Post-acquisition intelligence analytics exists specifically to provide early warning of this kind of deterioration — establishing a pre-close baseline for collection rate, AR aging, denial rate, and first-pass acceptance rate, then monitoring those metrics against baseline in the first 90-180 days post-close with alerts when any metric moves by more than two percentage points from its pre-close average.
The investors who underwrite revenue cycle transition risk explicitly — with a baseline measurement, a monitoring plan, and a contingency budget for billing support if the transition creates a performance dip — weather this phase significantly better than those who discover the deterioration in a quarterly financial review.
What a Data-First Investment Framework Actually Looks Like
Investors who underwrite healthcare practice acquisitions with EHR-level data analysis do the same financial diligence as everyone else, and then add three analytical layers.
Layer 1: Provider revenue attribution. Quantify which revenue is attributable to which individuals, with what risk profile attached to each person's continued engagement. Build the departure scenarios explicitly into the acquisition model, even if the probability of departure is assessed as low.
Layer 2: Payer mix trajectory. Analyze the 36-month trend in payer mix composition and reimbursement rates per CPT code per payer. Model forward payer mix based on the trend rather than the snapshot. Adjust the revenue projection for the realistic trajectory rather than the current state.
Layer 3: Revenue cycle baseline and transition planning. Establish a measured baseline for the six leading revenue cycle metrics described in the revenue cycle analytics framework. Plan the transition explicitly to maintain that baseline. Budget for billing support if the transition creates a performance gap.

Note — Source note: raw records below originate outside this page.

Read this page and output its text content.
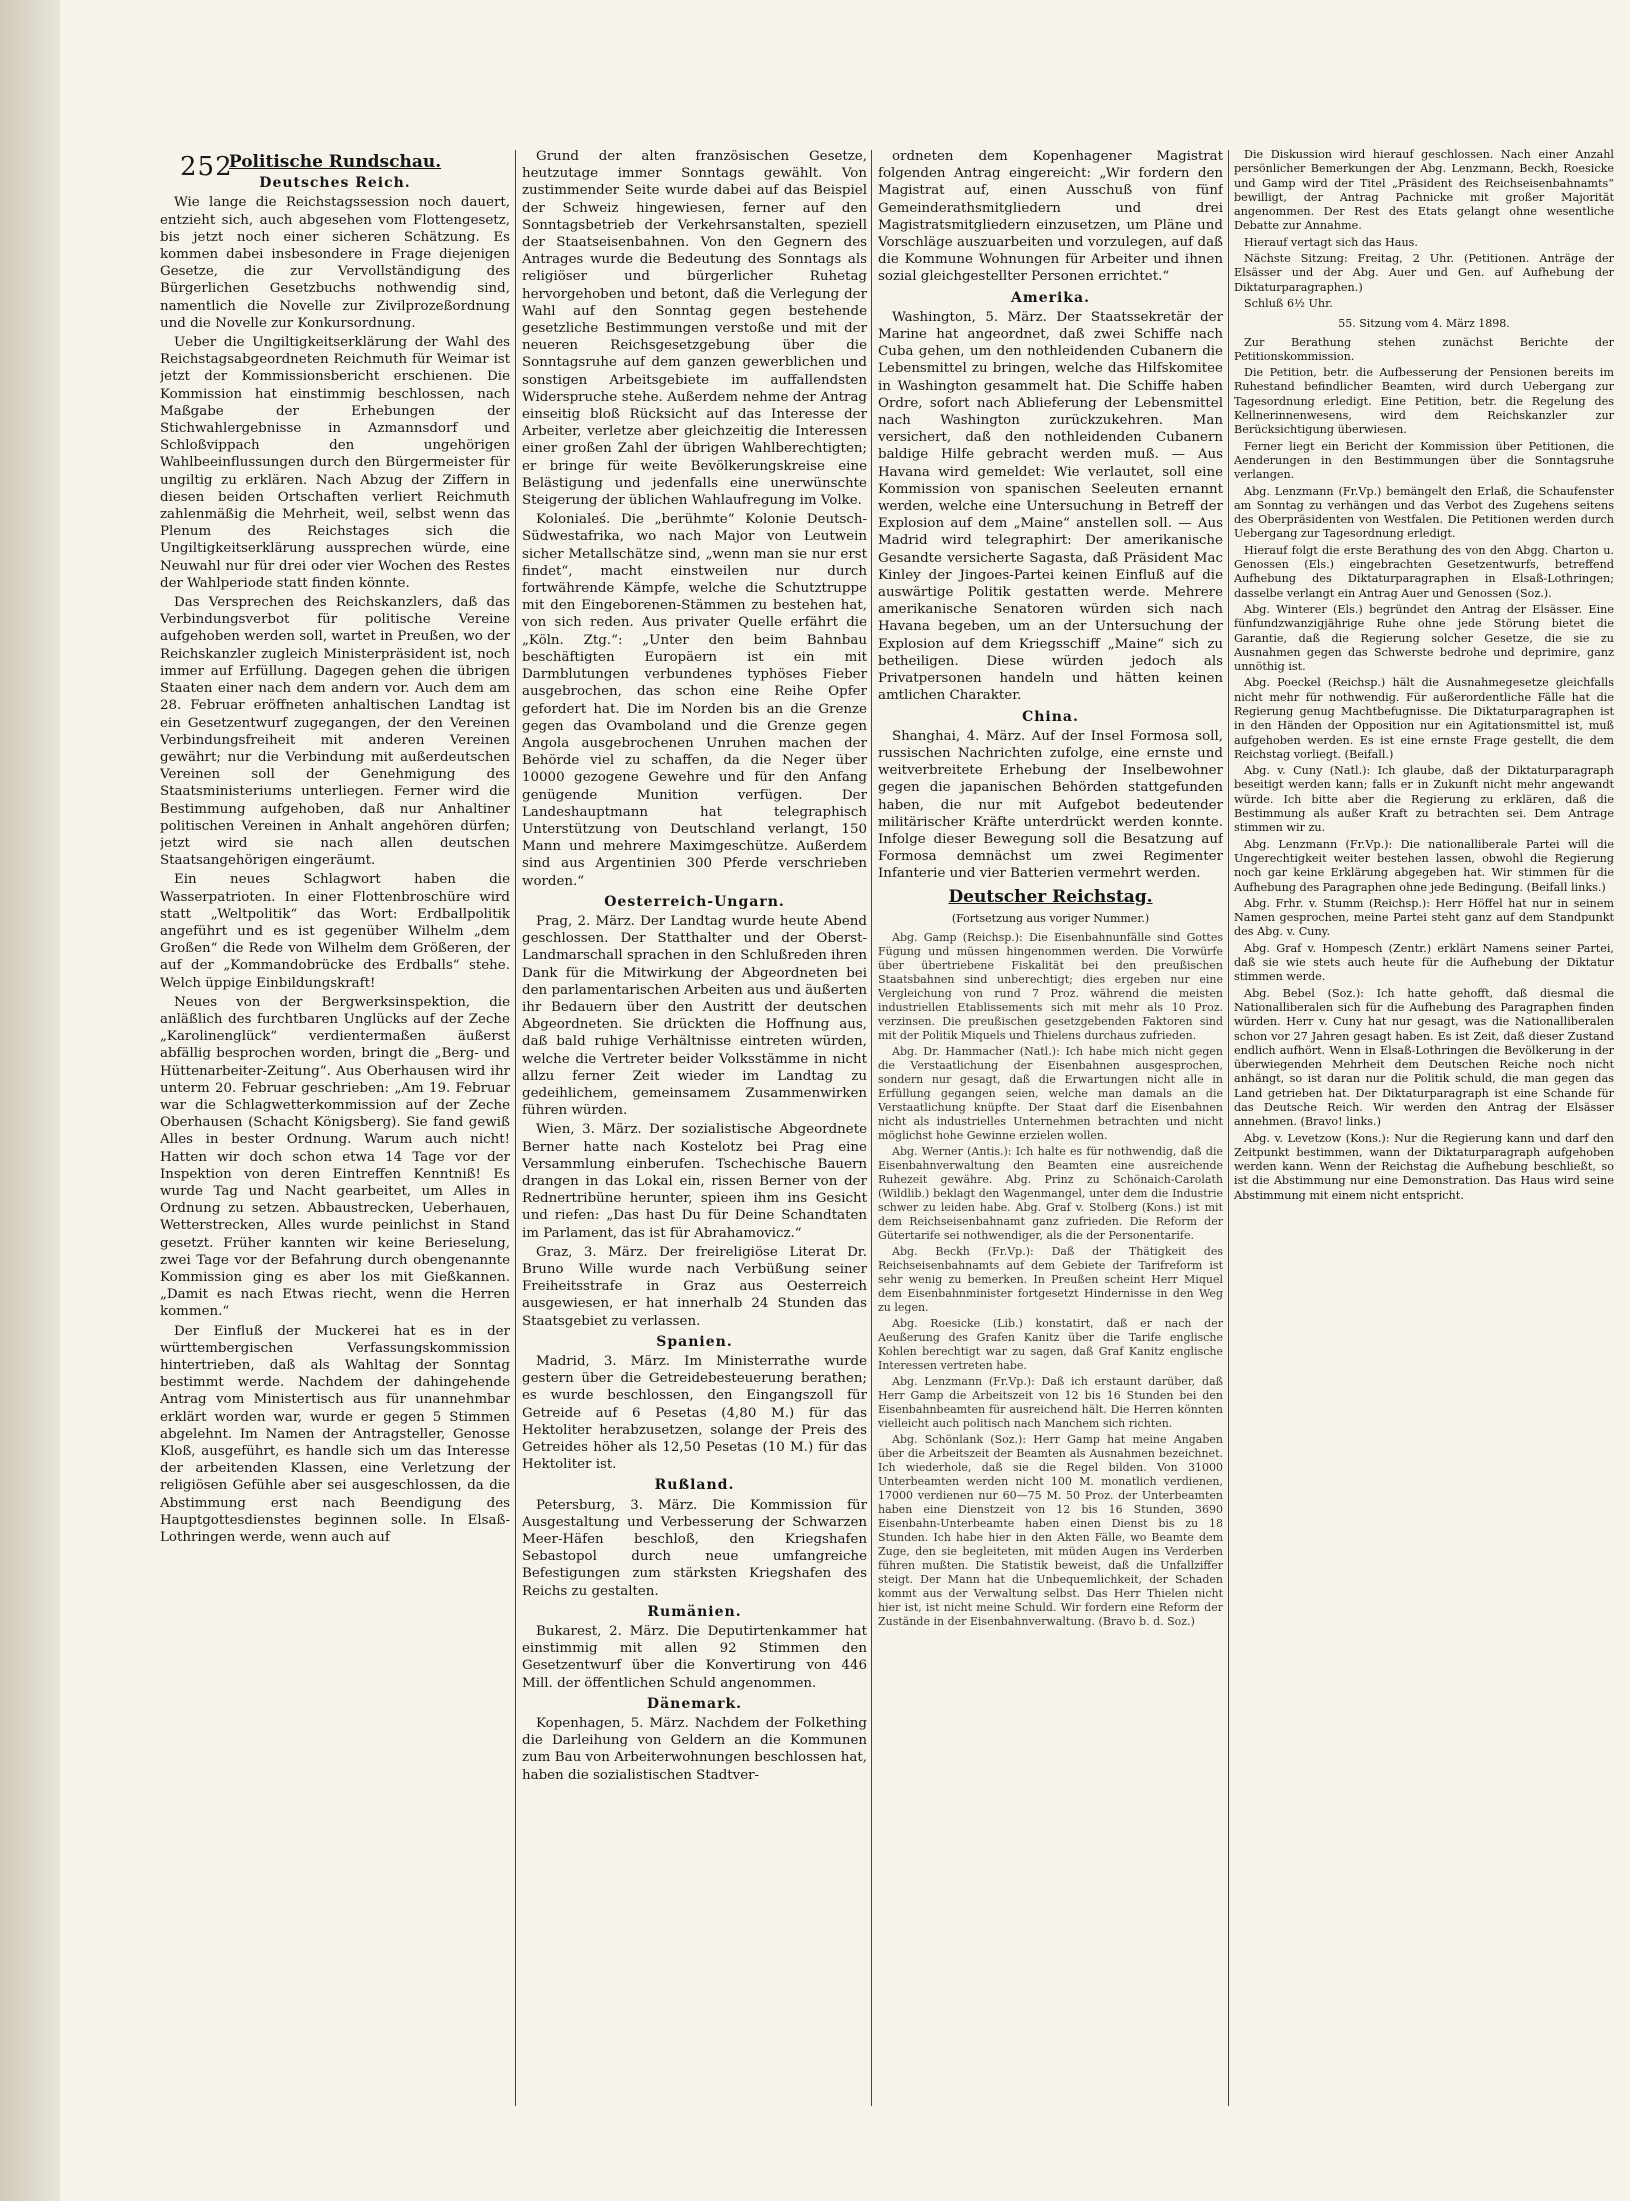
252
Politische Rundschau.
Deutsches Reich.

Wie lange die Reichstagssession noch dauert, entzieht sich, auch abgesehen vom Flottengesetz, bis jetzt noch einer sicheren Schätzung. Es kommen dabei insbesondere in Frage diejenigen Gesetze, die zur Vervollständigung des Bürgerlichen Gesetzbuchs nothwendig sind, namentlich die Novelle zur Zivilprozeßordnung und die Novelle zur Konkursordnung.

Ueber die Ungiltigkeitserklärung der Wahl des Reichstagsabgeordneten Reichmuth für Weimar ist jetzt der Kommissionsbericht erschienen. Die Kommission hat einstimmig beschlossen, nach Maßgabe der Erhebungen der Stichwahlergebnisse in Azmannsdorf und Schloßvippach den ungehörigen Wahlbeeinflussungen durch den Bürgermeister für ungiltig zu erklären. Nach Abzug der Ziffern in diesen beiden Ortschaften verliert Reichmuth zahlenmäßig die Mehrheit, weil, selbst wenn das Plenum des Reichstages sich die Ungiltigkeitserklärung aussprechen würde, eine Neuwahl nur für drei oder vier Wochen des Restes der Wahlperiode statt finden könnte.

Das Versprechen des Reichskanzlers, daß das Verbindungsverbot für politische Vereine aufgehoben werden soll, wartet in Preußen, wo der Reichskanzler zugleich Ministerpräsident ist, noch immer auf Erfüllung. Dagegen gehen die übrigen Staaten einer nach dem andern vor. Auch dem am 28. Februar eröffneten anhaltischen Landtag ist ein Gesetzentwurf zugegangen, der den Vereinen Verbindungsfreiheit mit anderen Vereinen gewährt; nur die Verbindung mit außerdeutschen Vereinen soll der Genehmigung des Staatsministeriums unterliegen. Ferner wird die Bestimmung aufgehoben, daß nur Anhaltiner politischen Vereinen in Anhalt angehören dürfen; jetzt wird sie nach allen deutschen Staatsangehörigen eingeräumt.

Ein neues Schlagwort haben die Wasserpatrioten. In einer Flottenbroschüre wird statt „Weltpolitik“ das Wort: Erdballpolitik angeführt und es ist gegenüber Wilhelm „dem Großen“ die Rede von Wilhelm dem Größeren, der auf der „Kommandobrücke des Erdballs“ stehe. Welch üppige Einbildungskraft!

Neues von der Bergwerksinspektion, die anläßlich des furchtbaren Unglücks auf der Zeche „Karolinenglück“ verdientermaßen äußerst abfällig besprochen worden, bringt die „Berg- und Hüttenarbeiter-Zeitung“. Aus Oberhausen wird ihr unterm 20. Februar geschrieben: „Am 19. Februar war die Schlagwetterkommission auf der Zeche Oberhausen (Schacht Königsberg). Sie fand gewiß Alles in bester Ordnung. Warum auch nicht! Hatten wir doch schon etwa 14 Tage vor der Inspektion von deren Eintreffen Kenntniß! Es wurde Tag und Nacht gearbeitet, um Alles in Ordnung zu setzen. Abbaustrecken, Ueberhauen, Wetterstrecken, Alles wurde peinlichst in Stand gesetzt. Früher kannten wir keine Berieselung, zwei Tage vor der Befahrung durch obengenannte Kommission ging es aber los mit Gießkannen. „Damit es nach Etwas riecht, wenn die Herren kommen.“

Der Einfluß der Muckerei hat es in der württembergischen Verfassungskommission hintertrieben, daß als Wahltag der Sonntag bestimmt werde. Nachdem der dahingehende Antrag vom Ministertisch aus für unannehmbar erklärt worden war, wurde er gegen 5 Stimmen abgelehnt. Im Namen der Antragsteller, Genosse Kloß, ausgeführt, es handle sich um das Interesse der arbeitenden Klassen, eine Verletzung der religiösen Gefühle aber sei ausgeschlossen, da die Abstimmung erst nach Beendigung des Hauptgottesdienstes beginnen solle. In Elsaß-Lothringen werde, wenn auch auf

Grund der alten französischen Gesetze, heutzutage immer Sonntags gewählt. Von zustimmender Seite wurde dabei auf das Beispiel der Schweiz hingewiesen, ferner auf den Sonntagsbetrieb der Verkehrsanstalten, speziell der Staatseisenbahnen. Von den Gegnern des Antrages wurde die Bedeutung des Sonntags als religiöser und bürgerlicher Ruhetag hervorgehoben und betont, daß die Verlegung der Wahl auf den Sonntag gegen bestehende gesetzliche Bestimmungen verstoße und mit der neueren Reichsgesetzgebung über die Sonntagsruhe auf dem ganzen gewerblichen und sonstigen Arbeitsgebiete im auffallendsten Widerspruche stehe. Außerdem nehme der Antrag einseitig bloß Rücksicht auf das Interesse der Arbeiter, verletze aber gleichzeitig die Interessen einer großen Zahl der übrigen Wahlberechtigten; er bringe für weite Bevölkerungskreise eine Belästigung und jedenfalls eine unerwünschte Steigerung der üblichen Wahlaufregung im Volke.

Kolonialeś. Die „berühmte“ Kolonie Deutsch-Südwestafrika, wo nach Major von Leutwein sicher Metallschätze sind, „wenn man sie nur erst findet“, macht einstweilen nur durch fortwährende Kämpfe, welche die Schutztruppe mit den Eingeborenen-Stämmen zu bestehen hat, von sich reden. Aus privater Quelle erfährt die „Köln. Ztg.“: „Unter den beim Bahnbau beschäftigten Europäern ist ein mit Darmblutungen verbundenes typhöses Fieber ausgebrochen, das schon eine Reihe Opfer gefordert hat. Die im Norden bis an die Grenze gegen das Ovamboland und die Grenze gegen Angola ausgebrochenen Unruhen machen der Behörde viel zu schaffen, da die Neger über 10000 gezogene Gewehre und für den Anfang genügende Munition verfügen. Der Landeshauptmann hat telegraphisch Unterstützung von Deutschland verlangt, 150 Mann und mehrere Maximgeschütze. Außerdem sind aus Argentinien 300 Pferde verschrieben worden.“

Oesterreich-Ungarn.

Prag, 2. März. Der Landtag wurde heute Abend geschlossen. Der Statthalter und der Oberst-Landmarschall sprachen in den Schlußreden ihren Dank für die Mitwirkung der Abgeordneten bei den parlamentarischen Arbeiten aus und äußerten ihr Bedauern über den Austritt der deutschen Abgeordneten. Sie drückten die Hoffnung aus, daß bald ruhige Verhältnisse eintreten würden, welche die Vertreter beider Volksstämme in nicht allzu ferner Zeit wieder im Landtag zu gedeihlichem, gemeinsamem Zusammenwirken führen würden.

Wien, 3. März. Der sozialistische Abgeordnete Berner hatte nach Kostelotz bei Prag eine Versammlung einberufen. Tschechische Bauern drangen in das Lokal ein, rissen Berner von der Rednertribüne herunter, spieen ihm ins Gesicht und riefen: „Das hast Du für Deine Schandtaten im Parlament, das ist für Abrahamovicz.“

Graz, 3. März. Der freireligiöse Literat Dr. Bruno Wille wurde nach Verbüßung seiner Freiheitsstrafe in Graz aus Oesterreich ausgewiesen, er hat innerhalb 24 Stunden das Staatsgebiet zu verlassen.

Spanien.

Madrid, 3. März. Im Ministerrathe wurde gestern über die Getreidebesteuerung berathen; es wurde beschlossen, den Eingangszoll für Getreide auf 6 Pesetas (4,80 M.) für das Hektoliter herabzusetzen, solange der Preis des Getreides höher als 12,50 Pesetas (10 M.) für das Hektoliter ist.

Rußland.

Petersburg, 3. März. Die Kommission für Ausgestaltung und Verbesserung der Schwarzen Meer-Häfen beschloß, den Kriegshafen Sebastopol durch neue umfangreiche Befestigungen zum stärksten Kriegshafen des Reichs zu gestalten.

Rumänien.

Bukarest, 2. März. Die Deputirtenkammer hat einstimmig mit allen 92 Stimmen den Gesetzentwurf über die Konvertirung von 446 Mill. der öffentlichen Schuld angenommen.

Dänemark.

Kopenhagen, 5. März. Nachdem der Folkething die Darleihung von Geldern an die Kommunen zum Bau von Arbeiterwohnungen beschlossen hat, haben die sozialistischen Stadtver-

ordneten dem Kopenhagener Magistrat folgenden Antrag eingereicht: „Wir fordern den Magistrat auf, einen Ausschuß von fünf Gemeinderathsmitgliedern und drei Magistratsmitgliedern einzusetzen, um Pläne und Vorschläge auszuarbeiten und vorzulegen, auf daß die Kommune Wohnungen für Arbeiter und ihnen sozial gleichgestellter Personen errichtet.“

Amerika.

Washington, 5. März. Der Staatssekretär der Marine hat angeordnet, daß zwei Schiffe nach Cuba gehen, um den nothleidenden Cubanern die Lebensmittel zu bringen, welche das Hilfskomitee in Washington gesammelt hat. Die Schiffe haben Ordre, sofort nach Ablieferung der Lebensmittel nach Washington zurückzukehren. Man versichert, daß den nothleidenden Cubanern baldige Hilfe gebracht werden muß. — Aus Havana wird gemeldet: Wie verlautet, soll eine Kommission von spanischen Seeleuten ernannt werden, welche eine Untersuchung in Betreff der Explosion auf dem „Maine“ anstellen soll. — Aus Madrid wird telegraphirt: Der amerikanische Gesandte versicherte Sagasta, daß Präsident Mac Kinley der Jingoes-Partei keinen Einfluß auf die auswärtige Politik gestatten werde. Mehrere amerikanische Senatoren würden sich nach Havana begeben, um an der Untersuchung der Explosion auf dem Kriegsschiff „Maine“ sich zu betheiligen. Diese würden jedoch als Privatpersonen handeln und hätten keinen amtlichen Charakter.

China.

Shanghai, 4. März. Auf der Insel Formosa soll, russischen Nachrichten zufolge, eine ernste und weitverbreitete Erhebung der Inselbewohner gegen die japanischen Behörden stattgefunden haben, die nur mit Aufgebot bedeutender militärischer Kräfte unterdrückt werden konnte. Infolge dieser Bewegung soll die Besatzung auf Formosa demnächst um zwei Regimenter Infanterie und vier Batterien vermehrt werden.

Deutscher Reichstag.
(Fortsetzung aus voriger Nummer.)

Abg. Gamp (Reichsp.): Die Eisenbahnunfälle sind Gottes Fügung und müssen hingenommen werden. Die Vorwürfe über übertriebene Fiskalität bei den preußischen Staatsbahnen sind unberechtigt; dies ergeben nur eine Vergleichung von rund 7 Proz. während die meisten industriellen Etablissements sich mit mehr als 10 Proz. verzinsen. Die preußischen gesetzgebenden Faktoren sind mit der Politik Miquels und Thielens durchaus zufrieden.

Abg. Dr. Hammacher (Natl.): Ich habe mich nicht gegen die Verstaatlichung der Eisenbahnen ausgesprochen, sondern nur gesagt, daß die Erwartungen nicht alle in Erfüllung gegangen seien, welche man damals an die Verstaatlichung knüpfte. Der Staat darf die Eisenbahnen nicht als industrielles Unternehmen betrachten und nicht möglichst hohe Gewinne erzielen wollen.

Abg. Werner (Antis.): Ich halte es für nothwendig, daß die Eisenbahnverwaltung den Beamten eine ausreichende Ruhezeit gewähre. Abg. Prinz zu Schönaich-Carolath (Wildlib.) beklagt den Wagenmangel, unter dem die Industrie schwer zu leiden habe. Abg. Graf v. Stolberg (Kons.) ist mit dem Reichseisenbahnamt ganz zufrieden. Die Reform der Gütertarife sei nothwendiger, als die der Personentarife.

Abg. Beckh (Fr.Vp.): Daß der Thätigkeit des Reichseisenbahnamts auf dem Gebiete der Tarifreform ist sehr wenig zu bemerken. In Preußen scheint Herr Miquel dem Eisenbahnminister fortgesetzt Hindernisse in den Weg zu legen.

Abg. Roesicke (Lib.) konstatirt, daß er nach der Aeußerung des Grafen Kanitz über die Tarife englische Kohlen berechtigt war zu sagen, daß Graf Kanitz englische Interessen vertreten habe.

Abg. Lenzmann (Fr.Vp.): Daß ich erstaunt darüber, daß Herr Gamp die Arbeitszeit von 12 bis 16 Stunden bei den Eisenbahnbeamten für ausreichend hält. Die Herren könnten vielleicht auch politisch nach Manchem sich richten.

Abg. Schönlank (Soz.): Herr Gamp hat meine Angaben über die Arbeitszeit der Beamten als Ausnahmen bezeichnet. Ich wiederhole, daß sie die Regel bilden. Von 31000 Unterbeamten werden nicht 100 M. monatlich verdienen, 17000 verdienen nur 60—75 M. 50 Proz. der Unterbeamten haben eine Dienstzeit von 12 bis 16 Stunden, 3690 Eisenbahn-Unterbeamte haben einen Dienst bis zu 18 Stunden. Ich habe hier in den Akten Fälle, wo Beamte dem Zuge, den sie begleiteten, mit müden Augen ins Verderben führen mußten. Die Statistik beweist, daß die Unfallziffer steigt. Der Mann hat die Unbequemlichkeit, der Schaden kommt aus der Verwaltung selbst. Das Herr Thielen nicht hier ist, ist nicht meine Schuld. Wir fordern eine Reform der Zustände in der Eisenbahnverwaltung. (Bravo b. d. Soz.)

Die Diskussion wird hierauf geschlossen. Nach einer Anzahl persönlicher Bemerkungen der Abg. Lenzmann, Beckh, Roesicke und Gamp wird der Titel „Präsident des Reichseisenbahnamts“ bewilligt, der Antrag Pachnicke mit großer Majorität angenommen. Der Rest des Etats gelangt ohne wesentliche Debatte zur Annahme.

Hierauf vertagt sich das Haus.

Nächste Sitzung: Freitag, 2 Uhr. (Petitionen. Anträge der Elsässer und der Abg. Auer und Gen. auf Aufhebung der Diktaturparagraphen.)

Schluß 6¹⁄₂ Uhr.

55. Sitzung vom 4. März 1898.

Zur Berathung stehen zunächst Berichte der Petitionskommission.

Die Petition, betr. die Aufbesserung der Pensionen bereits im Ruhestand befindlicher Beamten, wird durch Uebergang zur Tagesordnung erledigt. Eine Petition, betr. die Regelung des Kellnerinnenwesens, wird dem Reichskanzler zur Berücksichtigung überwiesen.

Ferner liegt ein Bericht der Kommission über Petitionen, die Aenderungen in den Bestimmungen über die Sonntagsruhe verlangen.

Abg. Lenzmann (Fr.Vp.) bemängelt den Erlaß, die Schaufenster am Sonntag zu verhängen und das Verbot des Zugehens seitens des Oberpräsidenten von Westfalen. Die Petitionen werden durch Uebergang zur Tagesordnung erledigt.

Hierauf folgt die erste Berathung des von den Abgg. Charton u. Genossen (Els.) eingebrachten Gesetzentwurfs, betreffend Aufhebung des Diktaturparagraphen in Elsaß-Lothringen; dasselbe verlangt ein Antrag Auer und Genossen (Soz.).

Abg. Winterer (Els.) begründet den Antrag der Elsässer. Eine fünfundzwanzigjährige Ruhe ohne jede Störung bietet die Garantie, daß die Regierung solcher Gesetze, die sie zu Ausnahmen gegen das Schwerste bedrohe und deprimire, ganz unnöthig ist.

Abg. Poeckel (Reichsp.) hält die Ausnahmegesetze gleichfalls nicht mehr für nothwendig. Für außerordentliche Fälle hat die Regierung genug Machtbefugnisse. Die Diktaturparagraphen ist in den Händen der Opposition nur ein Agitationsmittel ist, muß aufgehoben werden. Es ist eine ernste Frage gestellt, die dem Reichstag vorliegt. (Beifall.)

Abg. v. Cuny (Natl.): Ich glaube, daß der Diktaturparagraph beseitigt werden kann; falls er in Zukunft nicht mehr angewandt würde. Ich bitte aber die Regierung zu erklären, daß die Bestimmung als außer Kraft zu betrachten sei. Dem Antrage stimmen wir zu.

Abg. Lenzmann (Fr.Vp.): Die nationalliberale Partei will die Ungerechtigkeit weiter bestehen lassen, obwohl die Regierung noch gar keine Erklärung abgegeben hat. Wir stimmen für die Aufhebung des Paragraphen ohne jede Bedingung. (Beifall links.)

Abg. Frhr. v. Stumm (Reichsp.): Herr Höffel hat nur in seinem Namen gesprochen, meine Partei steht ganz auf dem Standpunkt des Abg. v. Cuny.

Abg. Graf v. Hompesch (Zentr.) erklärt Namens seiner Partei, daß sie wie stets auch heute für die Aufhebung der Diktatur stimmen werde.

Abg. Bebel (Soz.): Ich hatte gehofft, daß diesmal die Nationalliberalen sich für die Aufhebung des Paragraphen finden würden. Herr v. Cuny hat nur gesagt, was die Nationalliberalen schon vor 27 Jahren gesagt haben. Es ist Zeit, daß dieser Zustand endlich aufhört. Wenn in Elsaß-Lothringen die Bevölkerung in der überwiegenden Mehrheit dem Deutschen Reiche noch nicht anhängt, so ist daran nur die Politik schuld, die man gegen das Land getrieben hat. Der Diktaturparagraph ist eine Schande für das Deutsche Reich. Wir werden den Antrag der Elsässer annehmen. (Bravo! links.)

Abg. v. Levetzow (Kons.): Nur die Regierung kann und darf den Zeitpunkt bestimmen, wann der Diktaturparagraph aufgehoben werden kann. Wenn der Reichstag die Aufhebung beschließt, so ist die Abstimmung nur eine Demonstration. Das Haus wird seine Abstimmung mit einem nicht entspricht.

A practice performance score that benchmarks the target practice against MGMA national data and regional peers provides additional context — whether the practice's current performance reflects exceptional execution, average execution of an exceptional opportunity, or mediocre execution of an average opportunity. The distinction matters enormously for the investment thesis.
Planning a healthcare acquisition or evaluating your diligence framework? Schedule a discovery call to discuss what EHR-level data analysis adds to your existing process.
Key Takeaways
- Provider revenue is not practice revenue: clinical revenue is generated by individual physicians whose patient relationships and referral networks are personal — when they leave, the revenue follows them or disappears, not stays.
- Employment agreements are part of the revenue model, not the legal review: a physician at the 85th MGMA productivity percentile whose employment agreement ends fourteen months after close is a revenue risk, not a legal formality.
- Payer mix is a trajectory, not a composition: commercial-to-Medicare aging, Medicaid volume-filling to replace lost commercial referrals, and contract expiration calendars all describe future payer mix — which is what the acquisition is buying, not the current mix.
- Revenue cycle performance is people-dependent and transition-sensitive: the institutional knowledge embedded in billing staff, credentialing coordinators, and front desk teams is not documented and doesn't automatically transfer with the legal entity.
- Baseline measurement before close is the prerequisite for monitoring deterioration post-close: you can't detect a 4-point collection rate decline without knowing what the pre-close collection rate was at the encounter level, by payer.
- The three analytical layers that data-first investors add: provider revenue attribution with departure modeling, payer mix trajectory analysis, and pre-close RCM baseline with post-close monitoring plan.